When Vicky is given an old book which promotes the Law of Attraction - you can get anything you want if you just ask the universe for it - the three women form a group to help each other get their greatest desires. For Vicky that means going out on the prowl with femme fatale Barbara. And soon she's attracting all sorts of men, including Eager Eddie, who can't take no for an answer; and Ex-Files Peter, who talks so much about his ex that Vicky could write her biography. But why isn't the law of attraction working on her latest client?
Carroll sure knows the secret of easy-reading chick lit.
Cassandra has been able to predict the future since she was a little girl and she is used to others asking her what is in store for them. Sometimes, she has good news for them; other times what she sees is disturbing. Despite being able to predict everyone else's future, she has never been able to see anything about her own.
However, one quick flash late at night shows her that her friend Charlene has met a handsome man at a club but that man is going to end up with her. Of course, she doesn't really have the time to worry about her vision as she is busy with her popular column at Tattle magazine and the piles upon piles of people writing in to ask what she sees in their futures.
When Charlene drops the bombshell that she has met The One, Cassandra has to act surprised. Jack is a huge television producer and he wants Cassandra to come on his morning show The Breakfast Club. Her segment is a huge hit ... that is until Jack walks into the studio and she blanks out completely. She can predict nothing when he is around, which has never happened to her before.

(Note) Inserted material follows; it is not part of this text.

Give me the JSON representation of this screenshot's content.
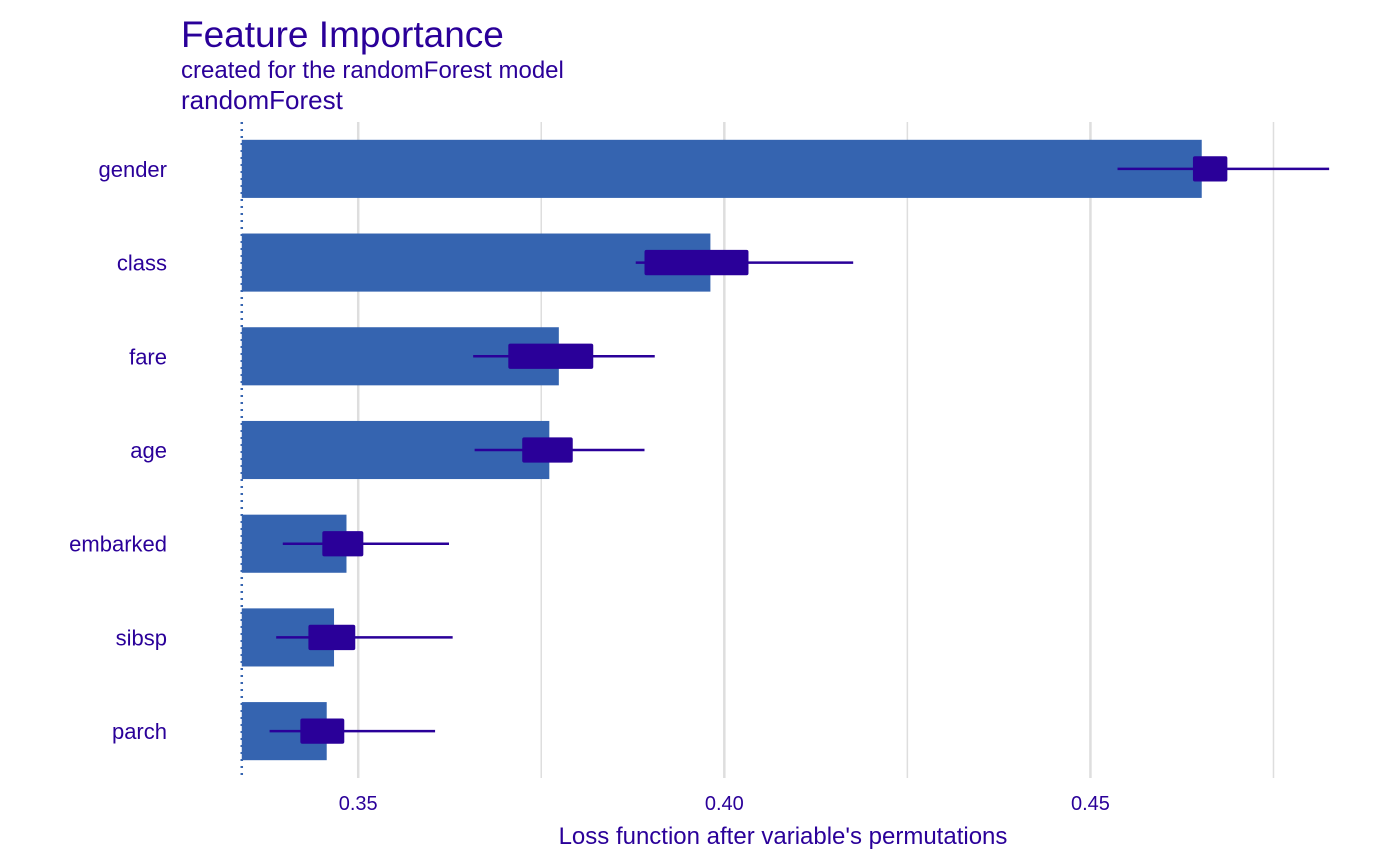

Throw in another smarmy television producer and a gang of Charlene's trust fund friends and you've got quite a story. With many comic moments and beautifully crafted characters, this is one book you'll want to read all the way through without putting it down. (AS)
In this sequel to He Loves Me Not . . . He Loves Me, Portia, newly married to Andrew, is turning her ancestral home Davenport Hall into a country hotel. With the Irish president on hand to open the hotel and his daughter, Eleanor, deciding to hold her society wedding to a soccer star there, the new venture's success seems assured. But then a death, the arrival of a stranger, a job transfer and a flirtatious groom combine to throw a spanner in the works.